IF YOU are tempted to spend your golden years in the sun and escape overcrowded, polluted London, you are not alone. Emigration from the UK reached a record high in 2008 and that was before the introduction of a 50 per cent higher tax rate and the impending austerity measures. But planning is essential if you want to live this particular retirement dream.
Few expat pensioners appear to regret their decision – the NatWest International Personal Banking Quality of Life Report, published last week, reveals that 71 per cent believe they made the right decision in retiring overseas and 58 per cent say their experiences have been better than expected.
Still, while careful planning lacks the romance of a spontaneous decision, it will ensure that your idyll won’t be troubled by the complex web of tax directives, residency guidelines and currency fluctuations. Relocating your entire life inevitably causes its fair share of paperwork but minimising the red tape and avoiding the pitfalls will make your retirement overseas a calmer, more pleasant experience.
Leaving the UK tax system is now much harder than it used to be, says Ronnie Ludwig, partner in the private wealth team at accountants Saffery Champness.
Prior to last April, it was simply a case of making sure you were not in the UK for a certain number of days – 90 days per year over four years or no more than 186 days in any one tax year. This has since been tightened up – you may have to cut your ties with the UK: no property, no UK credit cards, no UK mobile phone as well as removing yourself from the electoral register.
“If you don’t tick enough of these boxes, then HMRC can deem you resident in the UK and you can end up being taxed twice. This is an absolute nightmare for older people who may have little experience of the tax system and then panic,” Ludwig adds.
Chris Mills, tax director at Grant Thornton, agrees that you should make sure you are clear about your tax status and know what you are getting yourself. He points out that countries can vary substantially in their tax treatment.
For example, if you sell your principal property in the UK before you move, then you won’t pay tax on it. If you sell it after you have moved, the proceeds may count towards your taxable income.

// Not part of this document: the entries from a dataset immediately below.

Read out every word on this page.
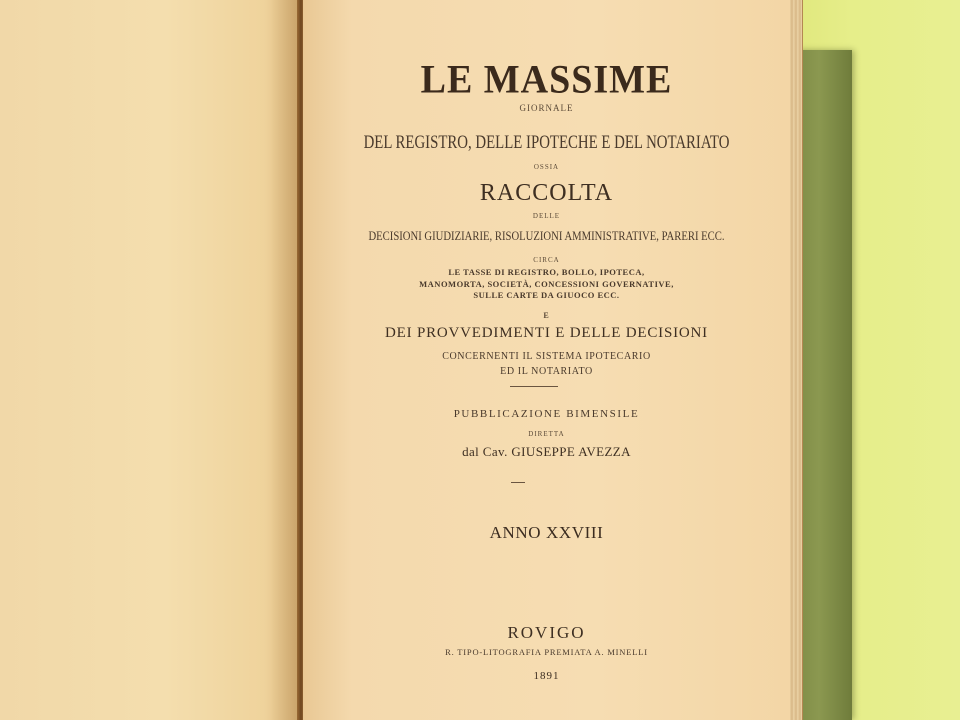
LE MASSIME
GIORNALE
DEL REGISTRO, DELLE IPOTECHE E DEL NOTARIATO
OSSIA
RACCOLTA
DELLE
DECISIONI GIUDIZIARIE, RISOLUZIONI AMMINISTRATIVE, PARERI ECC.
CIRCA
LE TASSE DI REGISTRO, BOLLO, IPOTECA,
MANOMORTA, SOCIETÀ, CONCESSIONI GOVERNATIVE,
SULLE CARTE DA GIUOCO ECC.
E
DEI PROVVEDIMENTI E DELLE DECISIONI
CONCERNENTI IL SISTEMA IPOTECARIO
ED IL NOTARIATO
PUBBLICAZIONE BIMENSILE
DIRETTA
dal Cav. GIUSEPPE AVEZZA
ANNO XXVIII
ROVIGO
R. TIPO-LITOGRAFIA PREMIATA A. MINELLI
1891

Equally, depending on your Isa provider, you may be restricted in your choice of investments if you are resident abroad, warns BestInvest’s Adrian Lowcock.
REORGANISE YOUR FINANCES
Expat pensioners would do well to reorganise their financial affairs to take advantage of and adapt to the new regime under which they will be living. This may leave you paying less tax but even if you end up paying more you should still consider whether it is worth it for the better quality of life and perhaps for more efficient healthcare services.
For retirees who have spent their working lives in the UK, their main source of income is likely to be their pensions. In most cases, you should make sure you arrange for your pension to be paid gross and you will then be taxed accordingly in your country of residence.
This regular international wiring of funds incurs two costs: the transfer cost and the currency fluctuation. Through firms such as Moneycorp pensioners can arrange a regular payment, often costing only £4 per transfer, and are able to fix the exchange rate for a minimum of six months if they think it could move against them.
Retirement overseas is well worth considering, but it pays to take off those rose-tinted spectacles and seek specialist advice.
focus on | life abroad in western Europe
Western Europe is the destination of choice for retirees heading overseas thanks to its proximity to the UK, its warmer climate, and its perceived slower pace of life.
Many choose not to retire to a designated expat community, according to NatWest research, and 87 per cent own their home outright.
For many pensioners, healthcare will be an increasingly important cost. Luckily, the state healthcare systems of most European countries are open to British expats.
If you are registered with the local authority in Spain – this can expose you to tax – then you have the same healthcare rights as a native. The Centre for Future Studies’ Frank Shaw says that the language barrier can be a big issue for retirees in the state healthcare system – you may wish to go private but this will be expensive. In France, you are entitled to French healthcare, which is world-renowned, but you must be in receipt of a UK state pension and an E121 form to avoid paying contributions. This will cover you up to a certain amount; top-up insurance is recommended to pay for the rest.
focus on | offshore banking
No matter where in the world you are retiring to, offshore banking could be for you. Far from being the exclusive preserve of financial whiz kids and the mega-rich basic offshore packages and financial advice are available to anyone retiring with as little as £5,000 in cash.
Well-known international banks such as Barclays Wealth, HSBC and Abbey International can set up offshore accounts in secure, stable, tax efficient countries. For a monthly fee of £25 and a minimum deposit of £5,000, HSBC International can offer you a basic offshore package, including 24 hour internet and phone banking in English, international money transfers, a choice of currencies and the possibility, depending on your country of residence, of interest paid gross of tax. Packages get more luxurious and tailored for more complex needs the larger your deposit.
For those more liquid, £50,000 can buy you the comfort of a Relationship Manager Service with Barclays Wealth. These managers offer specialist advice on sophisticated international investment, savings and mortgage circumstances.